Sony VAIO VGN-BX51XP review

£700
Price when reviewed
Apart from the chrome-effect VAIO logo, the VGN-BX51XP is a plain-looking laptop, and at nearly 3kg it isn’t one you’d want to carry about too often. Despite its weight, the Sony isn’t as well built as the likes of the Acer. The construction feels plasticky and hollow by comparison and, although the lid does a good job of protecting the display from impacts, twisting it from side to side caused the displayed image to distort.

Despite the dubious decision to use a glossy 15.4in display, it’s an excellent example of the benefits of coating. It makes the most of the 1,280 x 800 resolution with incredible brightness and strikingly vibrant colours. There’s a slight red colour cast, but that’s a minor issue.

Thankfully, the keyboard and trackpad aren’t affected by the plasticky build, and are both comfortable in use. The full-sized keys have plenty of travel, and a crisp, positive action that helps make light of long stretches of typing. A dainty, responsive trackpad is partnered with a rough-feeling textured trackpoint, which is easy to use.

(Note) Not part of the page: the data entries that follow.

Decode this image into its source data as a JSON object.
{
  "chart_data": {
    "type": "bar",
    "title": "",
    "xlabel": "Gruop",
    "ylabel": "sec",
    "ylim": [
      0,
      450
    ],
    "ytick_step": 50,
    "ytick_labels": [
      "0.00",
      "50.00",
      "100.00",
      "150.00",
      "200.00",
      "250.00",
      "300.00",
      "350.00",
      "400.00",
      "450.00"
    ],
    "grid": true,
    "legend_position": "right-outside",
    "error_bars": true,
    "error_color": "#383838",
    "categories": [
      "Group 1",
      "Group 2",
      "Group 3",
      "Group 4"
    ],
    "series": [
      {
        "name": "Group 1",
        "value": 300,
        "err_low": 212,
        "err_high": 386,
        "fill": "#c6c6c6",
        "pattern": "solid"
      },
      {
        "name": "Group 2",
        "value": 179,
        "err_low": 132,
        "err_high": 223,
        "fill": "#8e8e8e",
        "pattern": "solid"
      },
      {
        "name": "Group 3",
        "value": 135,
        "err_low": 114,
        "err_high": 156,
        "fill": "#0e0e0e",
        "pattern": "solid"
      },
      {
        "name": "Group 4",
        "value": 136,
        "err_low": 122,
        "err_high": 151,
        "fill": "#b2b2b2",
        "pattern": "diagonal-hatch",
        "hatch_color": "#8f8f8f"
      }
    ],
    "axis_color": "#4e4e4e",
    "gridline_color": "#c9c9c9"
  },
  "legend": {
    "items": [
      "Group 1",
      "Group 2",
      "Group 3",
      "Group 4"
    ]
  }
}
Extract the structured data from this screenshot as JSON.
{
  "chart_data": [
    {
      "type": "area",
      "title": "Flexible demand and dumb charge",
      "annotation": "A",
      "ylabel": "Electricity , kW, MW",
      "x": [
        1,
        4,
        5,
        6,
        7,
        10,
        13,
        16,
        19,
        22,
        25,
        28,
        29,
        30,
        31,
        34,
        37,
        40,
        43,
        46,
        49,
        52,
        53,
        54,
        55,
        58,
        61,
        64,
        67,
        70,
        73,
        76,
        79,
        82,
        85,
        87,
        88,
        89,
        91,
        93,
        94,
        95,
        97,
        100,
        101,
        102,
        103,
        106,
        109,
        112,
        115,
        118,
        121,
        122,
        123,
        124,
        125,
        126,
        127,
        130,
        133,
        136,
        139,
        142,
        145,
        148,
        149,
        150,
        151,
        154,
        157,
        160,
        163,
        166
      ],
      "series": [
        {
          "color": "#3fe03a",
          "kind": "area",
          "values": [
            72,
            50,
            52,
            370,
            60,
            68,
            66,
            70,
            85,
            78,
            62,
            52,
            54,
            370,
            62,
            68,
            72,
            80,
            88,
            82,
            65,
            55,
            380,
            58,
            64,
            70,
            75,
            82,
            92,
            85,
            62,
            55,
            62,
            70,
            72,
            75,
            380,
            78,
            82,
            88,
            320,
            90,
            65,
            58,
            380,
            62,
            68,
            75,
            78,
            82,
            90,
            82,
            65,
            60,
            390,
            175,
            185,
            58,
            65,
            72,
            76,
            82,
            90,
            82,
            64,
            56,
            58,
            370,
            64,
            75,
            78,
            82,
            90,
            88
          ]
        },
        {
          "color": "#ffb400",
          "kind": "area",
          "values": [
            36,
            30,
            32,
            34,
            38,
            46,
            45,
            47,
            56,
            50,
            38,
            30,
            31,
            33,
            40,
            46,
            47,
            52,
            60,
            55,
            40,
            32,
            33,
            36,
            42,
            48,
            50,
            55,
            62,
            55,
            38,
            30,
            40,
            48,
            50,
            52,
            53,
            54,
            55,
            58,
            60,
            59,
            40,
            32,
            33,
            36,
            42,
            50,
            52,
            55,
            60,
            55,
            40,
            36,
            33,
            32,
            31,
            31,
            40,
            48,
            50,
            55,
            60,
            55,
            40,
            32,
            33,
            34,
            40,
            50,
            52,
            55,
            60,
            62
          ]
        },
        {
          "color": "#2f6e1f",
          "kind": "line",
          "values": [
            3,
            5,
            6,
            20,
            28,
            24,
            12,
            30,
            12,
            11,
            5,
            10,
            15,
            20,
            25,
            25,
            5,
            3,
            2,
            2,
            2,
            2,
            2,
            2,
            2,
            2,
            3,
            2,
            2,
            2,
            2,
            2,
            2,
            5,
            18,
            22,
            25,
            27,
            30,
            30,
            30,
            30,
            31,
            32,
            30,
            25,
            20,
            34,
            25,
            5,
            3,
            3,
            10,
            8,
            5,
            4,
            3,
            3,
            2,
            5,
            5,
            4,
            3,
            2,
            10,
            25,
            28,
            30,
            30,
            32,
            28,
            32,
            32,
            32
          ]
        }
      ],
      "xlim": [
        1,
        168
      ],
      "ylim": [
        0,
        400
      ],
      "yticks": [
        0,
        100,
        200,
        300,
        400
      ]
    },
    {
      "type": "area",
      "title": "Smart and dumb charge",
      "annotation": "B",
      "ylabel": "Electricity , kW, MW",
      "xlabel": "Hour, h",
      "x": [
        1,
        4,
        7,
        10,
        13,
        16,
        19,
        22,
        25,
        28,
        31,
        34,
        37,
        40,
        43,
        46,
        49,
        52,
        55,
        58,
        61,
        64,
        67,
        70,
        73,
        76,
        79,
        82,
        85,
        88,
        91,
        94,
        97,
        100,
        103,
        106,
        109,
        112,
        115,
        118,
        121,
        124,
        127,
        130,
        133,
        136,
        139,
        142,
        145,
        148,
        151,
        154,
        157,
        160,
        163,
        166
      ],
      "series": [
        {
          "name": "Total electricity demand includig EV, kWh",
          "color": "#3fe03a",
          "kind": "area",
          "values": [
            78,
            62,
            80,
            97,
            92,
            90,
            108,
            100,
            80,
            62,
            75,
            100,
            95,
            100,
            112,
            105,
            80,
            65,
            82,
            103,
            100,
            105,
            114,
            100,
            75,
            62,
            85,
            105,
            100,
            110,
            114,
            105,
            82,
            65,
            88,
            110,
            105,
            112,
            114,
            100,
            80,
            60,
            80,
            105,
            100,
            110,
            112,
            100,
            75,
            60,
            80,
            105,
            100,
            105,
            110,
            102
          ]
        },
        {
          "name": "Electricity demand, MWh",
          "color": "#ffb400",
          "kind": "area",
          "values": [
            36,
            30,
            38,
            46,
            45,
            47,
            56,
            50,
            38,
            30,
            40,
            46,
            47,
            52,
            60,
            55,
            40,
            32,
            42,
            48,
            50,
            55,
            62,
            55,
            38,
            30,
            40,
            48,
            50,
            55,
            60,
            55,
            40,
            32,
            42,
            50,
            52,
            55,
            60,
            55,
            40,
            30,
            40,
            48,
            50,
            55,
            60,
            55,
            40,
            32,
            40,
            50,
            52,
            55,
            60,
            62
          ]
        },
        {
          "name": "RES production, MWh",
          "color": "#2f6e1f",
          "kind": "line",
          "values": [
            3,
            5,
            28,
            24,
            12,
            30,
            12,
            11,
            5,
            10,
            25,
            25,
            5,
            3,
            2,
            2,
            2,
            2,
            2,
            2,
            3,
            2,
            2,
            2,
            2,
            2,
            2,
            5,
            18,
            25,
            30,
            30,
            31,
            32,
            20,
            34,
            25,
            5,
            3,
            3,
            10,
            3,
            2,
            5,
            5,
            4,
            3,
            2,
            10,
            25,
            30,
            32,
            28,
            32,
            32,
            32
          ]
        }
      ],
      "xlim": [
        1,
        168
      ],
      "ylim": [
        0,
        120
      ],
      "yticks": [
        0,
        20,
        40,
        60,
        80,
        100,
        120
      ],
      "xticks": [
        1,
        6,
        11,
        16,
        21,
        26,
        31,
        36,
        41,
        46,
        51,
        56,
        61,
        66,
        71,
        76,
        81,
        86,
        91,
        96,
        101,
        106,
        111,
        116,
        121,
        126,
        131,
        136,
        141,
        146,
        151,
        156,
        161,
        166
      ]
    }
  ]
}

There are no complaints with the core spec, and with an Intel Core 2 Duo T7250 and 2GB of memory, the supplied copy of XP Professional flew along. A result of 1.13 in our benchmarks sits the Sony in the middle of the pack, but it’s far from underpowered.

Given the tight budget, you’d forgive the Sony for lacking certain features, but it’s got the main bases covered. Gigabit ethernet is present, and the fingerprint reader and TPM 1.2 chip help keep data away from prying eyes. A hard disk shock sensor also helps to keep your data intact should you need to work during a bumpy commute.

Ultimately, though, battery life is where the Sony falls down. Just over three hours under light use isn’t very impressive, and when you consider that it will take three hours to charge it back up again, we’d think twice before moving too far away from a mains socket.

Sony’s VGN-BX51XP is a decent no-frills business laptop, but without excelling in any area it just doesn’t do enough to earn a recommendation.